I heard H.E.R voice...hip hop...
So this became her sound, her voice.

But her new voice was not welcomed on her side of the door
Gum cho ga! as her mother scowled at her
So? She thought loudly back in the new tongue she adopted
Mixtapes lived in her room, record buttons worn out
Without realizing her native tongue was being forgotten
So she embraced this new home and this new sound outside her so-so life.

Then a boy spoke to her, spoke to her in ways she learned to love
And they drove around a Chi-City, vibrating with sounds
Sounds that made these two sides look at each other
They looked at each other and this boy
He got her sosososososo...

Her mother scowled at her because those two sides
Did not belong because my sound was not his sound
My reflection was not his reflection and
He was only a so-so boy with nothing for her but a so-so life
This girl was knocked down... and she felt like nothing more than a so-so girl

As life walked by, and while the frames changed
The boy continued to wait for his girl
Who became a strong woman with a sound that still called out to him
Even though the world couldn't see their melody
This man was all this woman needed to see she was more than just so-so.


Suppression.

It turns out I cannot hide who I am.

Every morning, I spend at least one hour every morning trying to figure out what I want to wear today, what my hair should look like, how I should apply my makeup...
Today, I stepped out of my apartment. Walked ten steps all while looking at my shoes, stopped, turned around, and said, no, fuck, shit. I went inside to change my shoes because my pansy purple flats did not please me. I now had 10 minutes to make it to class.

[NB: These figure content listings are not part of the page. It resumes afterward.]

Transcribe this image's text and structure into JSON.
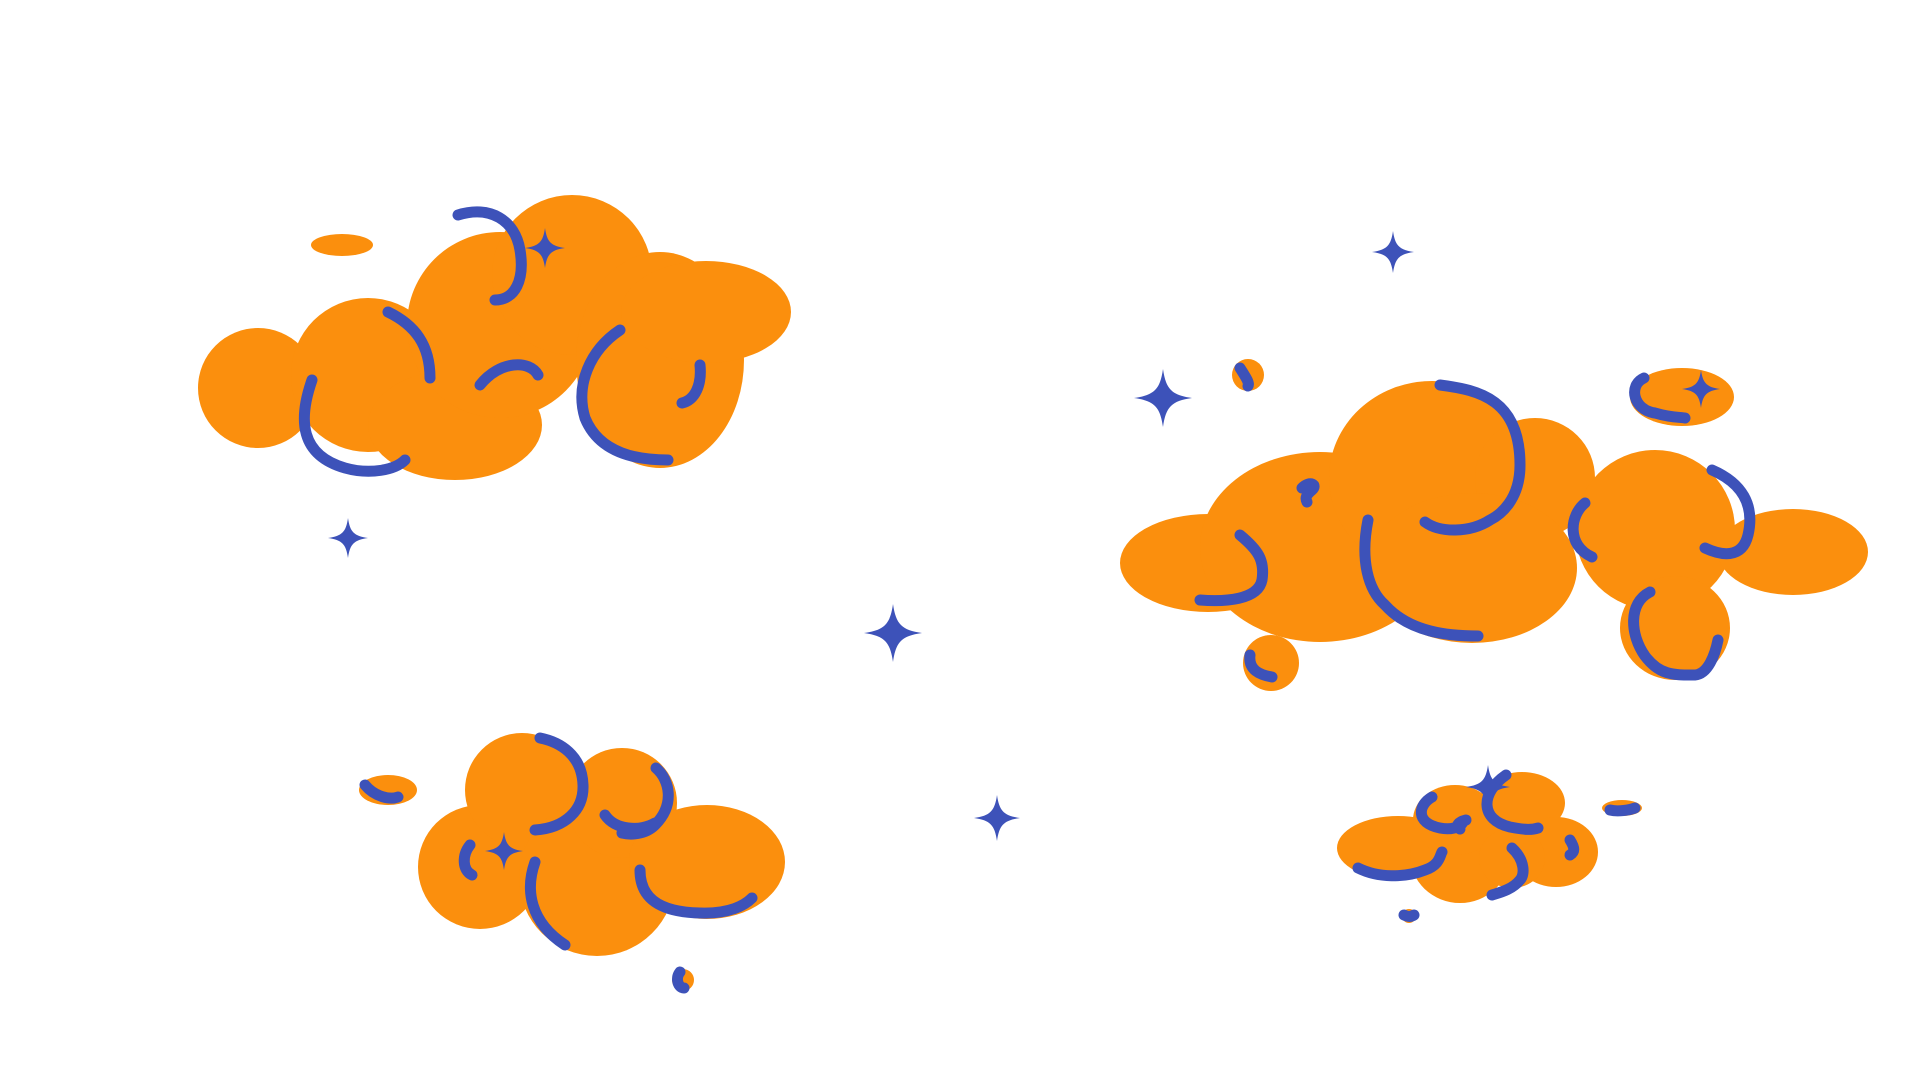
{
  "colors": {
    "background": "#ffffff",
    "cloud_fill": "#fb8f0d",
    "swirl_stroke": "#3d52b9",
    "sparkle_fill": "#3d52b9"
  },
  "scene": {
    "clouds": [
      {
        "name": "cloud-top-left"
      },
      {
        "name": "cloud-right"
      },
      {
        "name": "cloud-bottom-left"
      },
      {
        "name": "cloud-bottom-right"
      }
    ],
    "sparkle_icon": "four-point-star-icon"
  }
}
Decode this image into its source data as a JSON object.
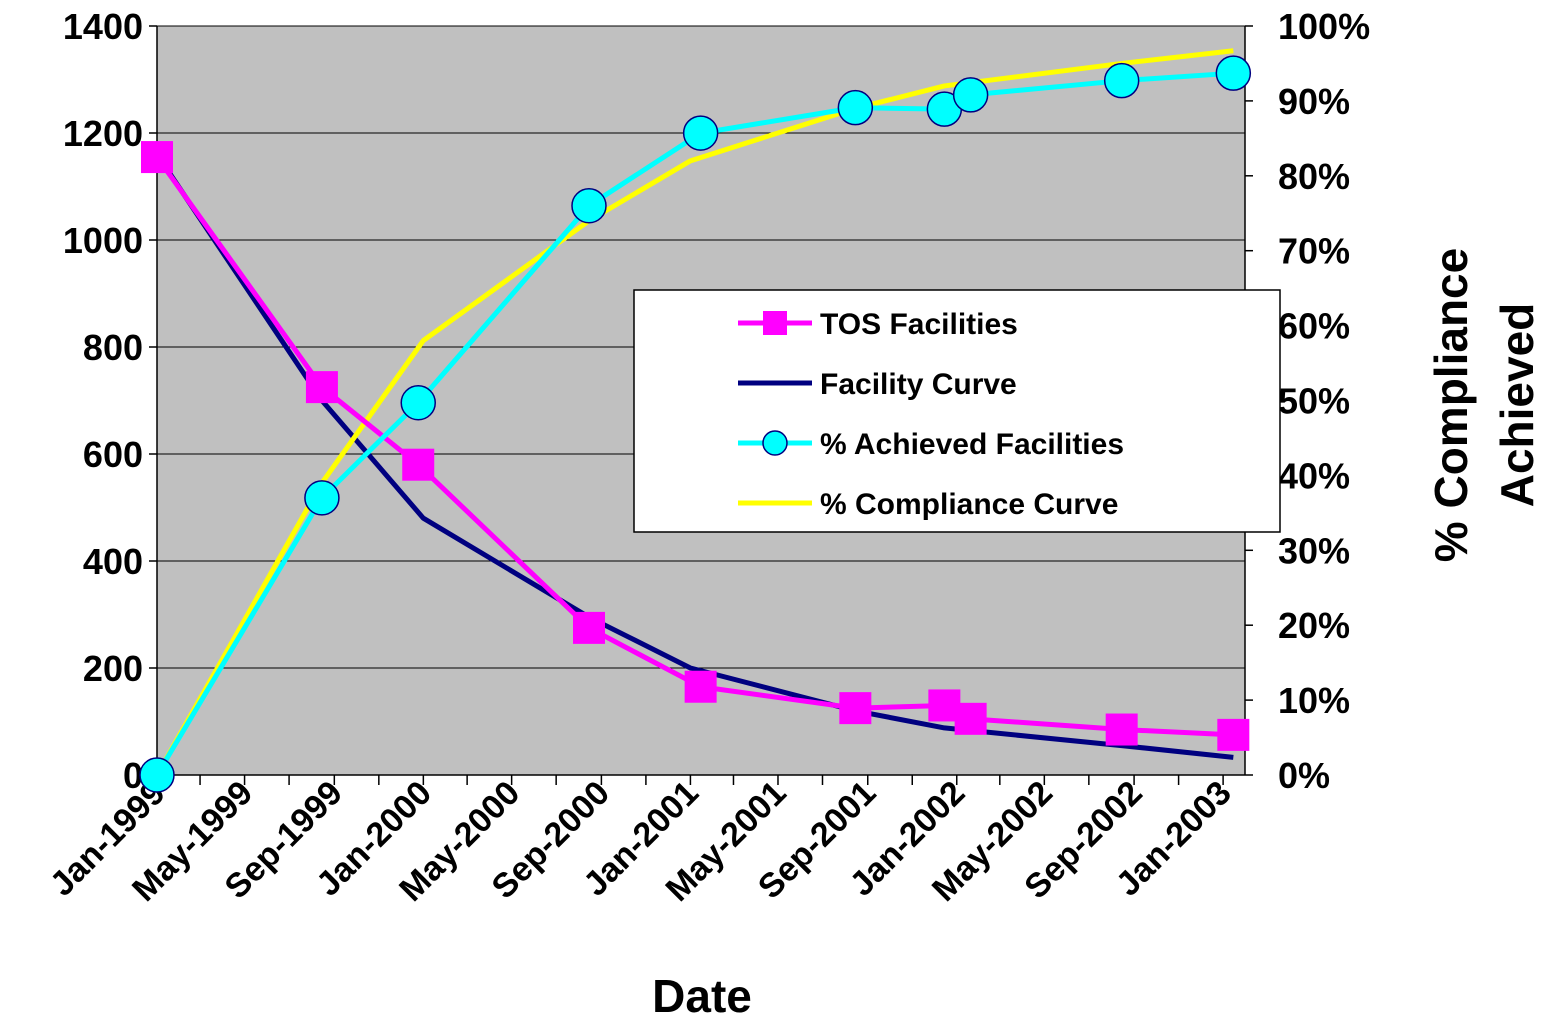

Some people may call it vain; but for the sake of my pride, we'll say it's not. I know I'm going down the road of trying to "find myself." I hate how cliche that sounds. I'm trying to discover parts of myself, who the inner me is most comfortable being. So I try on different outfits in the morning. So I change my hair every week. So I need variety in my life. So I can choose.

I was told once I was too sensitive. And today, talking about social issues, I found myself tearing up, feeling bitter and angry. I started to cry in front of my boss. I realized when I went to Hong Kong, I put on another outfit, an outfit which caused me to not say how I feel for the safety and ignorance of my conservative family.

Being in St. Louis has been wonderful in the sense that I meet people who will challenge my viewpoints. If I had went to any other school I was considering, I would be in classrooms with the majority of the people thinking the same way and asking the same questions as me. I've definitely grown and learned more than I ever could because I'm in Missouri.

At the same time, I have never felt so stifled as I do right now. I feel like I censor myself more, suppress my thoughts and questions more. So I need to change my outfit. I found myself frustrated and furious last night screaming at Charles about the people's lack of passion and harmony. How people hold their pride close to their chest, afraid that if they venture out, that maybe they will lose something.

So this outfit isn't working for me. It's making me cry and scream. My boss said that I clearly needed an outlet. And that only made me want to cry more. It's funny...I spent my entire life wondering what it was I was passionate about. When I finally found it, I was convinced by other people that it as useless. It's time for me to pick it up again.